Colley CAN
UGA professor Dan Colley is leading a global effort to control a debilitating disease that infects 200 million people worldwide
UGA professor Dan Colley is taking on one of the world's most stubborn parasitic diseases with the help of the Bill and Melinda Gates Foundation.
Photo by: Andrew Davis Tucker
Halfway into a lecture on a disease that most people haven’t heard about and can barely pronounce, Dan Colley displays a slide titled “The Faces of Schistosomiasis.” It’s pronounced SHIS-toe-SO-my-uh-sis, by the way.)
On the left side is an adolescent boy with a belly so swollen that it looks like he’s pregnant. The real problem is that parasitic worms have been breeding in his bloodstream for so long that their eggs have clogged his liver, causing it and other internal organs to swell. On the right side of the slide is a picture of a dozen elementary school children in a dusty village near Cairo, Egypt. One of them is waving to the camera, and they’re all smiling.
The prevalence of schistoso-miasis in this village is 70 percent, the professor of microbiology tells his audience, many of whom are undergraduates aspiring to be public health workers. “
So 70 percent of those kids have schistosomiasis, and one of them is going to get sick like this kid,” Colley says, motioning to the boy with the distended stomach, “if we don’t treat them.”
These children near Cairo, Egypt, live in a village where 70 percent of the population has a potentially deadly parasitic disease that stunts physical and cognitive growth. UGA professor Dan Colley has spent nearly 40 years searching for ways to curb schistosomiasis for the benefit of these children and 200 million other infected people worldwide. Special photo
Schistosomiasis and other neglected diseases have been at the center of Colley’s professional life for nearly 40 years. Now as director of the UGA Center for Tropical and Emerging Global Diseases, he is embarking on what could be his biggest challenge yet.As the principal investigator on an $18.7 million grant from the Bill and Melinda Gates Foundation, Colley will be leading an international team of scientists on a quest to reduce dramatically the burden of a disease that currently afflicts 200 million people, most of them in impoverished communities in Africa and South America.
As a young post-doctoral researcher at Yale who studied the immune system on a cellular level, Colley didn’t know what schistosomiasis was when he volunteered to teach an immunology class in Brazil and to work on a project to help control the disease there. In the decades since, he’s become one of the world’s foremost experts on schistosomiasis, regularly traveling the globe to share his insights and to continue a longstanding research project in Kenya. He and his colleagues have found that treating people for schistosomiasis increases the amount of time it takes for them to be rein-fected, suggesting that a protein or multiple proteins in dead or dying worms activates the immune system. Identifying and isolating these proteins may ultimately lead to a vaccine for a disease that kills up to 200,000 people each year, impairs the growth and learning of children, and leaves millions of adults too sick to support their families.
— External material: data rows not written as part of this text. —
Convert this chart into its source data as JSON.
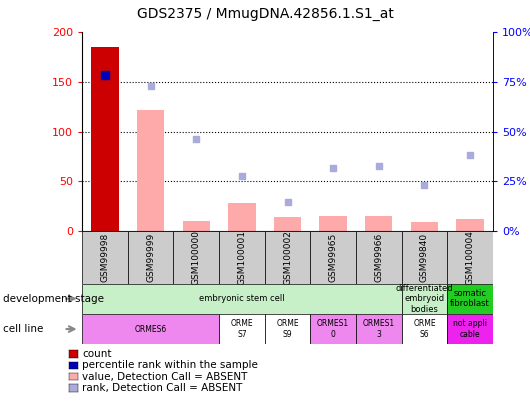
{
  "title": "GDS2375 / MmugDNA.42856.1.S1_at",
  "samples": [
    "GSM99998",
    "GSM99999",
    "GSM100000",
    "GSM100001",
    "GSM100002",
    "GSM99965",
    "GSM99966",
    "GSM99840",
    "GSM100004"
  ],
  "count_values": [
    185,
    0,
    0,
    0,
    0,
    0,
    0,
    0,
    0
  ],
  "value_absent": [
    0,
    122,
    10,
    28,
    14,
    15,
    15,
    9,
    12
  ],
  "rank_absent_left": [
    0,
    146,
    93,
    55,
    29,
    63,
    65,
    46,
    76
  ],
  "percentile_rank_left": [
    157,
    0,
    0,
    0,
    0,
    0,
    0,
    0,
    0
  ],
  "ylim_left": [
    0,
    200
  ],
  "ylim_right": [
    0,
    100
  ],
  "yticks_left": [
    0,
    50,
    100,
    150,
    200
  ],
  "yticks_right": [
    0,
    25,
    50,
    75,
    100
  ],
  "ytick_labels_left": [
    "0",
    "50",
    "100",
    "150",
    "200"
  ],
  "ytick_labels_right": [
    "0%",
    "25%",
    "50%",
    "75%",
    "100%"
  ],
  "bar_color_count": "#cc0000",
  "bar_color_absent": "#ffaaaa",
  "scatter_color_rank_absent": "#aaaadd",
  "scatter_color_percentile": "#0000bb",
  "dev_stage_groups": [
    {
      "label": "embryonic stem cell",
      "start": 0,
      "end": 7,
      "color": "#c8f0c8"
    },
    {
      "label": "differentiated\nembryoid\nbodies",
      "start": 7,
      "end": 8,
      "color": "#c8f0c8"
    },
    {
      "label": "somatic\nfibroblast",
      "start": 8,
      "end": 9,
      "color": "#22cc22"
    }
  ],
  "cell_line_data": [
    {
      "label": "ORMES6",
      "start": 0,
      "end": 3,
      "color": "#ee88ee"
    },
    {
      "label": "ORME\nS7",
      "start": 3,
      "end": 4,
      "color": "#ffffff"
    },
    {
      "label": "ORME\nS9",
      "start": 4,
      "end": 5,
      "color": "#ffffff"
    },
    {
      "label": "ORMES1\n0",
      "start": 5,
      "end": 6,
      "color": "#ee88ee"
    },
    {
      "label": "ORMES1\n3",
      "start": 6,
      "end": 7,
      "color": "#ee88ee"
    },
    {
      "label": "ORME\nS6",
      "start": 7,
      "end": 8,
      "color": "#ffffff"
    },
    {
      "label": "not appli\ncable",
      "start": 8,
      "end": 9,
      "color": "#ee22ee"
    }
  ],
  "legend_items": [
    {
      "label": "count",
      "color": "#cc0000"
    },
    {
      "label": "percentile rank within the sample",
      "color": "#0000bb"
    },
    {
      "label": "value, Detection Call = ABSENT",
      "color": "#ffaaaa"
    },
    {
      "label": "rank, Detection Call = ABSENT",
      "color": "#aaaadd"
    }
  ]
}
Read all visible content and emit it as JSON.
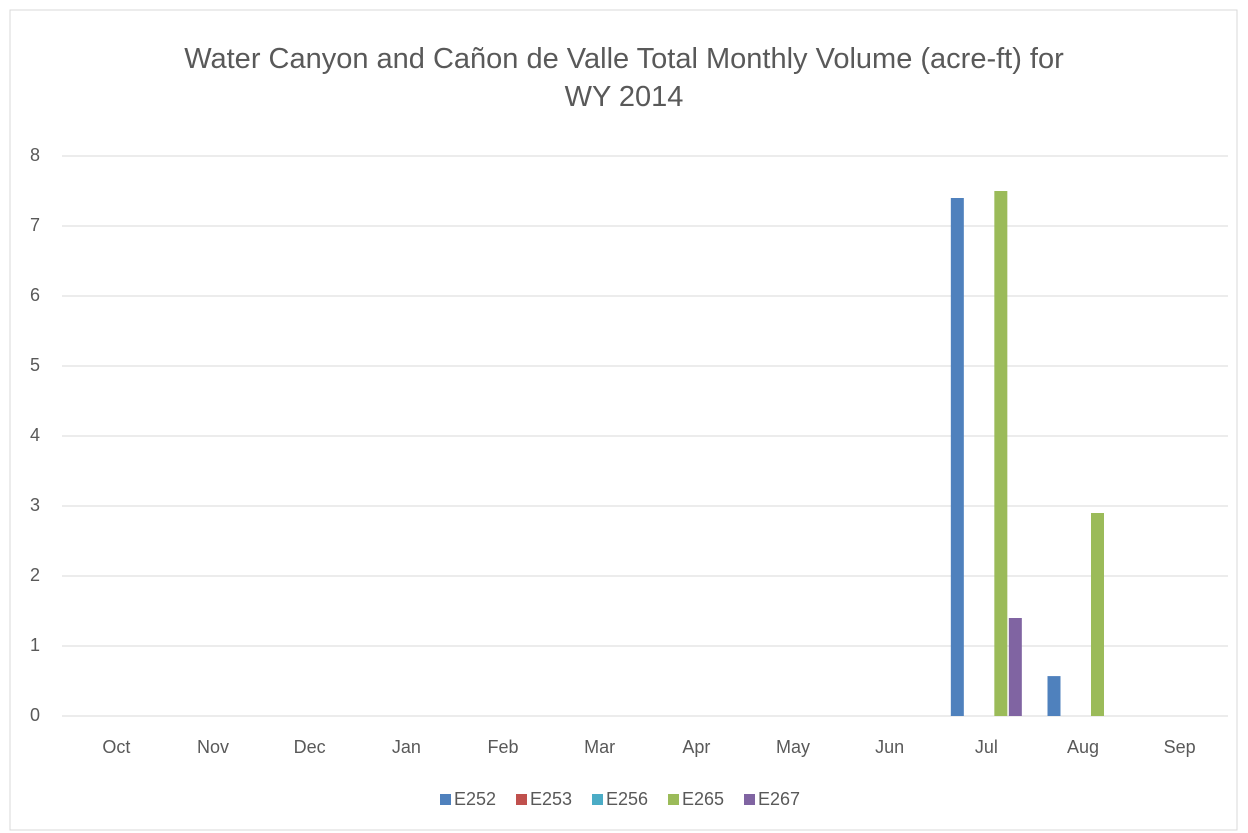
{
  "chart_data": {
    "type": "bar",
    "title": "Water Canyon and Cañon de Valle Total Monthly Volume (acre-ft) for WY 2014",
    "categories": [
      "Oct",
      "Nov",
      "Dec",
      "Jan",
      "Feb",
      "Mar",
      "Apr",
      "May",
      "Jun",
      "Jul",
      "Aug",
      "Sep"
    ],
    "series": [
      {
        "name": "E252",
        "color": "#4f81bd",
        "values": [
          0,
          0,
          0,
          0,
          0,
          0,
          0,
          0,
          0,
          7.4,
          0.57,
          0
        ]
      },
      {
        "name": "E253",
        "color": "#c0504d",
        "values": [
          0,
          0,
          0,
          0,
          0,
          0,
          0,
          0,
          0,
          0,
          0,
          0
        ]
      },
      {
        "name": "E256",
        "color": "#4bacc6",
        "values": [
          0,
          0,
          0,
          0,
          0,
          0,
          0,
          0,
          0,
          0,
          0,
          0
        ]
      },
      {
        "name": "E265",
        "color": "#9bbb59",
        "values": [
          0,
          0,
          0,
          0,
          0,
          0,
          0,
          0,
          0,
          7.5,
          2.9,
          0
        ]
      },
      {
        "name": "E267",
        "color": "#8064a2",
        "values": [
          0,
          0,
          0,
          0,
          0,
          0,
          0,
          0,
          0,
          1.4,
          0,
          0
        ]
      }
    ],
    "ylim": [
      0,
      8
    ],
    "yticks": [
      0,
      1,
      2,
      3,
      4,
      5,
      6,
      7,
      8
    ],
    "grid": true,
    "legend": "bottom"
  }
}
The threadlike parasitic worms that cause schistosomiasis can live in the bloodstream for up to 40 years. Understanding how they evade the immune system for so long could revolutionize organ transplantation by eliminating the need for immunosuppressant drugs. Special photo
Colley also sees benefits of his research closer to home. He explains that understanding how the parasitic worms can live in the blood vessels for decades without triggering an immune response could revolutionize organ transplantation by eliminating the need for immunosuppressant drugs. People with schistosomiasis are less prone to allergies and autoimmune diseases such as multiple sclerosis, and understanding why may shed light on those conditions, too.
The Gates Foundation grant—the largest medical grant in the university’s history—is focused on identifying the most efficient, cost-effective and sustainable way to administer drug treatment to reduce the number of people who are sickened and killed by schistosomiasis and, where possible, to eliminate it entirely.
“Fundamentally, what I care about is understanding this situation well enough to do something about it,” Colley says. “These are real people and they have real lives.”
—Sam Fahmy is the science writer for the UGA News Service.